Как описать, матушка, то мгновение, когда я пришел в себя! Неумолимый недуг стер из моей памяти все воспоминания. Я был словно недвижная статуя, в которую внезапно заронилась искра жизни, и я существовал только настоящим, у которого не было прошлого. Ты только представь, сколь горестна и безнадежна такая жизнь, на какие страдания обречен человек, чье сознание мечется в пустом пространстве, не находя пристанища! Монахи не могли мне толком ничего рассказать, они знали только, что меня нашли подле старика, сыном которого меня все и считали.

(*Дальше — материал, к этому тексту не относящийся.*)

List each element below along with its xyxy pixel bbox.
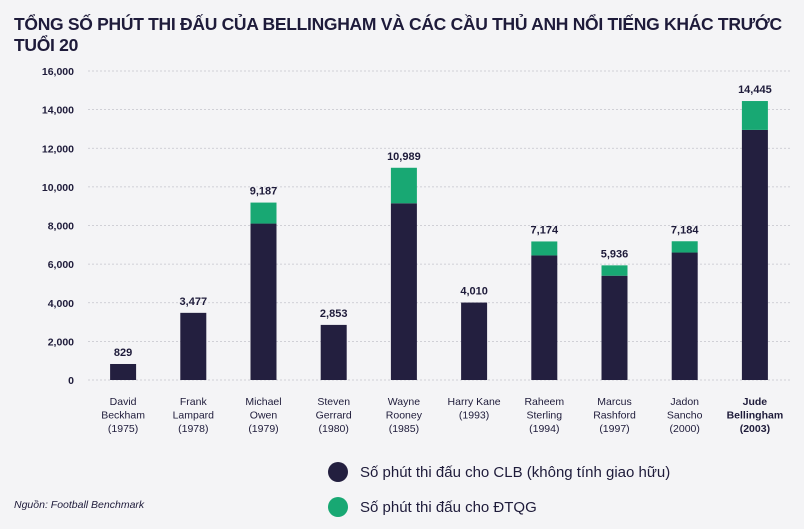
bar-national — [531, 241, 558, 256]
bar-total-label: 14,445 — [738, 84, 772, 96]
bar-total-label: 4,010 — [460, 286, 488, 298]
bar-club — [531, 255, 558, 380]
x-tick-label: Michael Owen (1979) — [245, 396, 281, 435]
bar-total-label: 7,184 — [671, 224, 699, 236]
legend-swatch-club — [328, 462, 348, 482]
bar-chart: 0 2,000 4,000 6,000 8,000 10,000 12,000 14,000 1… — [42, 66, 790, 435]
x-tick-label: Jude Bellingham (2003) — [727, 396, 784, 435]
x-tick-label: Harry Kane (1993) — [448, 396, 501, 422]
x-tick-label: David Beckham (1975) — [101, 396, 145, 435]
bar-total-label: 3,477 — [180, 296, 208, 308]
legend-label-club: Số phút thi đấu cho CLB (không tính giao… — [360, 463, 671, 481]
x-tick-label: Marcus Rashford (1997) — [593, 396, 636, 435]
source-note: Nguồn: Football Benchmark — [14, 499, 145, 511]
y-tick-label: 8,000 — [48, 221, 74, 233]
x-tick-label: Steven Gerrard (1980) — [316, 396, 352, 435]
x-tick-label: Frank Lampard (1978) — [173, 396, 215, 435]
bar-total-label: 2,853 — [320, 308, 348, 320]
bar-club — [741, 129, 768, 380]
y-tick-label: 4,000 — [48, 298, 74, 310]
legend-label-national: Số phút thi đấu cho ĐTQG — [360, 498, 537, 516]
y-tick-label: 14,000 — [42, 105, 74, 117]
bar-club — [320, 324, 347, 380]
legend-item-club: Số phút thi đấu cho CLB (không tính giao… — [328, 462, 670, 482]
bar-club — [110, 363, 137, 380]
bar-club — [671, 252, 698, 380]
x-tick-label: Raheem Sterling (1994) — [524, 396, 564, 435]
bar-club — [601, 275, 628, 380]
bar-club — [180, 312, 207, 380]
bar-national — [601, 265, 628, 276]
y-tick-label: 10,000 — [42, 182, 74, 194]
legend-item-national: Số phút thi đấu cho ĐTQG — [328, 497, 537, 517]
bar-national — [741, 101, 768, 130]
bar-total-label: 7,174 — [531, 224, 559, 236]
bar-club — [250, 223, 277, 380]
y-tick-label: 12,000 — [42, 143, 74, 155]
bar-total-label: 5,936 — [601, 248, 629, 260]
bar-national — [671, 241, 698, 253]
x-tick-label: Jadon Sancho (2000) — [667, 396, 703, 435]
x-tick-label: Wayne Rooney (1985) — [386, 396, 423, 435]
bar-total-label: 9,187 — [250, 186, 278, 198]
y-tick-label: 0 — [68, 375, 74, 387]
bar-total-label: 10,989 — [387, 151, 421, 163]
y-tick-label: 16,000 — [42, 66, 74, 78]
y-tick-label: 2,000 — [48, 336, 74, 348]
bar-club — [461, 302, 488, 380]
bar-national — [390, 167, 417, 204]
legend-swatch-national — [328, 497, 348, 517]
y-tick-label: 6,000 — [48, 259, 74, 271]
bar-club — [390, 203, 417, 380]
bar-national — [250, 202, 277, 224]
bar-total-label: 829 — [114, 347, 132, 359]
chart-title: TỔNG SỐ PHÚT THI ĐẤU CỦA BELLINGHAM VÀ C… — [14, 14, 782, 55]
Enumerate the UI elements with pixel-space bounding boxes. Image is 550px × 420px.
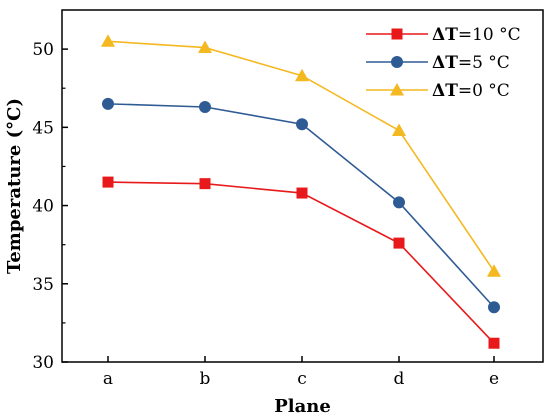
x-tick-label: d xyxy=(394,369,405,389)
legend-label: ΔT=5 °C xyxy=(432,53,510,73)
data-point xyxy=(102,176,114,188)
data-point xyxy=(488,337,500,349)
legend: ΔT=10 °CΔT=5 °CΔT=0 °C xyxy=(366,25,521,101)
y-tick-label: 50 xyxy=(32,40,54,60)
data-point xyxy=(199,178,211,190)
data-point xyxy=(295,68,309,82)
legend-item: ΔT=5 °C xyxy=(366,53,510,73)
series-layer xyxy=(101,34,501,349)
x-tick-label: e xyxy=(489,369,499,389)
data-point xyxy=(296,187,308,199)
legend-item: ΔT=10 °C xyxy=(366,25,521,45)
series-line xyxy=(107,103,495,308)
y-tick-label: 35 xyxy=(32,275,54,295)
y-axis-title: Temperature (°C) xyxy=(4,98,25,274)
data-point xyxy=(198,40,212,54)
data-point xyxy=(393,237,405,249)
legend-label-prefix: ΔT xyxy=(432,53,458,73)
series-0 xyxy=(102,176,500,349)
data-point xyxy=(296,118,308,131)
legend-marker xyxy=(391,28,403,40)
data-point xyxy=(487,264,501,277)
x-axis-title: Plane xyxy=(274,396,331,417)
legend-label: ΔT=10 °C xyxy=(432,25,521,45)
legend-marker xyxy=(391,56,403,68)
legend-label-suffix: =5 °C xyxy=(458,53,510,73)
data-point xyxy=(102,97,114,110)
y-tick-label: 45 xyxy=(32,118,54,138)
x-tick-label: a xyxy=(103,369,113,389)
y-tick-label: 40 xyxy=(32,197,54,217)
data-point xyxy=(199,100,211,113)
legend-label: ΔT=0 °C xyxy=(432,81,510,101)
series-2 xyxy=(101,34,501,277)
legend-label-suffix: =10 °C xyxy=(458,25,521,45)
x-tick-label: b xyxy=(200,369,211,389)
legend-item: ΔT=0 °C xyxy=(366,81,510,101)
x-tick-label: c xyxy=(297,369,307,389)
axis-layer: 30 35 40 45 50 a b c d e xyxy=(32,40,499,389)
series-1 xyxy=(102,97,500,314)
data-point xyxy=(392,123,406,136)
legend-label-suffix: =0 °C xyxy=(458,81,510,101)
series-line xyxy=(107,181,495,344)
legend-label-prefix: ΔT xyxy=(432,81,458,101)
data-point xyxy=(488,301,500,314)
y-tick-label: 30 xyxy=(32,353,54,373)
legend-label-prefix: ΔT xyxy=(432,25,458,45)
data-point xyxy=(101,34,115,47)
data-point xyxy=(393,196,405,209)
legend-marker xyxy=(390,83,404,96)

Постепенно мысли мои стали приходить в порядок, отдельные воспоминания из прежней жизни вернулись ко мне, — но ты же видишь, что все это — лишь отдельные бессвязные картины, и больше я не могу ничего вспомнить. Если б ты только знала, как горько жить на свете, когда ты один-одинешенек, ничто тогда не доставляет радости, даже если кажется, что все идет хорошо.
— Тонино, мой мальчик, — проговорила старуха, — радуйся тому, что приносит тебе день сегодняшний.

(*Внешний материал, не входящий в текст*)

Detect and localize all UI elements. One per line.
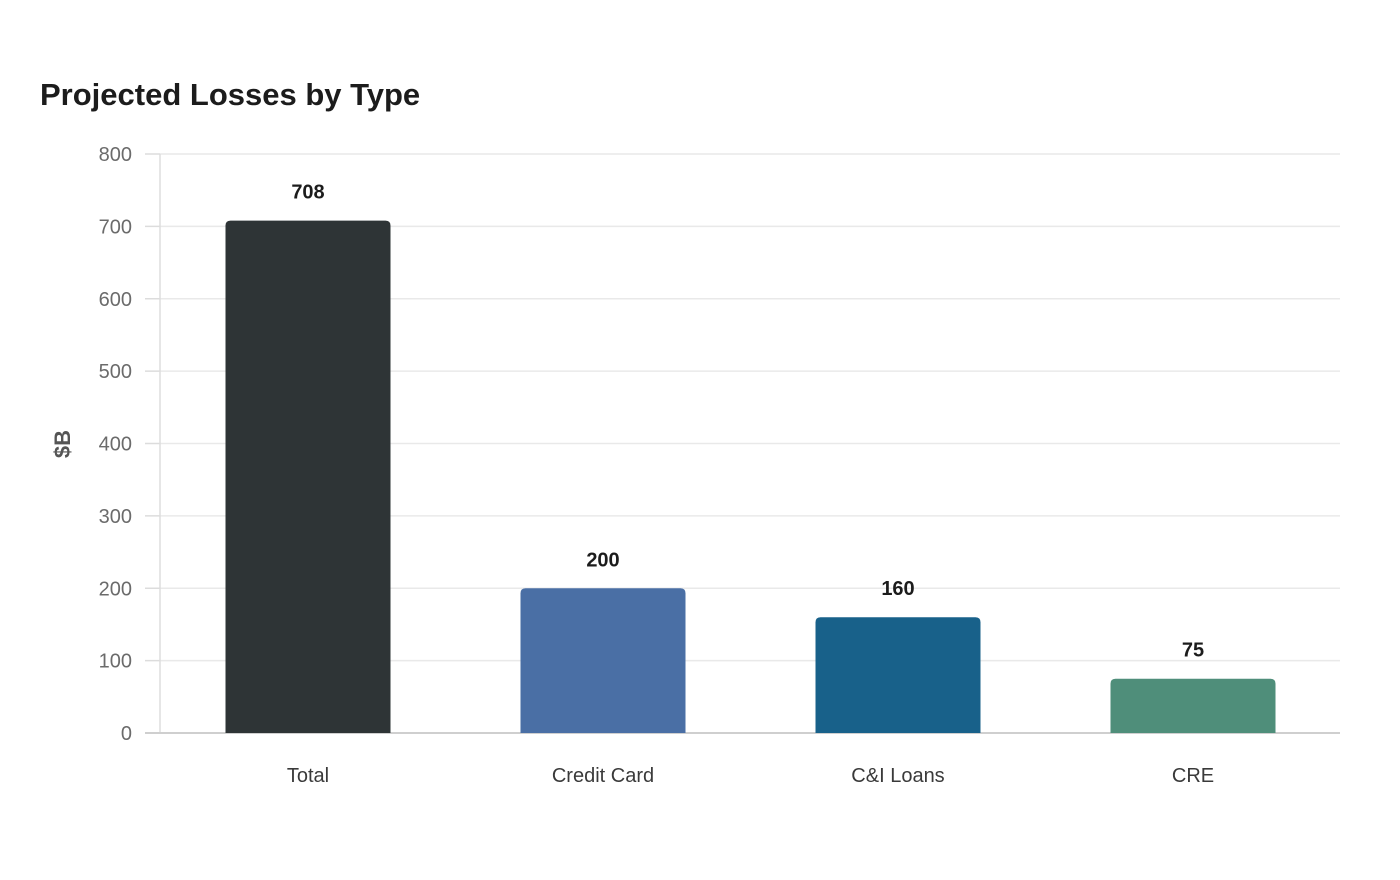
y-tick-label: 600: [99, 289, 132, 311]
data-label: 200: [586, 549, 619, 571]
y-tick-label: 700: [99, 216, 132, 238]
chart-title: Projected Losses by Type: [40, 77, 421, 112]
y-tick-label: 800: [99, 144, 132, 166]
x-tick-label: C&I Loans: [851, 765, 944, 787]
x-tick-label: Total: [287, 765, 329, 787]
y-tick-label: 200: [99, 578, 132, 600]
y-axis-title: $B: [50, 430, 75, 458]
bars: [225, 220, 1276, 733]
y-tick-label: 100: [99, 651, 132, 673]
y-tick-label: 400: [99, 434, 132, 456]
data-label: 160: [881, 578, 914, 600]
x-tick-label: CRE: [1172, 765, 1214, 787]
bar-credit-card: [520, 588, 686, 733]
bar-c-i-loans: [815, 617, 981, 733]
bar-cre: [1110, 678, 1276, 733]
y-tick-label: 300: [99, 506, 132, 528]
y-tick-label: 0: [121, 723, 132, 745]
y-tick-label: 500: [99, 361, 132, 383]
x-tick-label: Credit Card: [552, 765, 654, 787]
bar-total: [225, 220, 391, 733]
data-label: 75: [1182, 640, 1204, 662]
data-label: 708: [291, 182, 324, 204]
labels: 0 100 200 300 400 500 600 700 800 708 Total 200 Cred…: [99, 144, 1214, 787]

— Молчи, старуха, — прервал ее Антонио, — молчи, не только это омрачает мою жизнь, неустанно преследует меня и — я уверен — рано или поздно принесет мне погибель. Какое-то невыразимое стремление, иссушающая душу тоска по Неведомому, которого я ни назвать, ни вообразить не могу, охватывает все мое существо с тех пор, как я очутился у монахов. Когда я, бедный страдалец, изнуренный тяжким трудом, в изнеможении опускался ночью на жесткое ложе, тогда нисходил ко мне сон и, мягким дуновением освежая разгоряченный лоб, вливал в мою душу все упоение того счастливого мгновения, когда небеса приоткрывают предо мной завесу райского блаженства и предвкушение которого таится глубоко в моей душе. Сейчас я сплю на мягких подушках, и никакая работа не изнуряет мое тело, но если сон вдруг покинет меня или в часы бодрствования в памяти моей опять всплывет образ того блаженного мгновения, то я вновь чувствую, что несчастное одинокое существование для меня по-прежнему тяжкая ноша, которую я страстно желаю сбросить. Все думы, все усилия — напрасны, я не в силах постичь того, что за дивный свет озаряет всю мою прошлую жизнь — его смутный, неясный отблеск наполняет меня таким блаженством; но разве не оборачивается это блаженство жгучей болью, которая доставляет мне смертельные муки, когда, отчаявшись, я понимаю, что нет уж более надежды вновь обрести тот неведомый утраченный Эдем и все помехи — напрасны? Да и можно ли найти следы того, что бесследно кануло в Лету?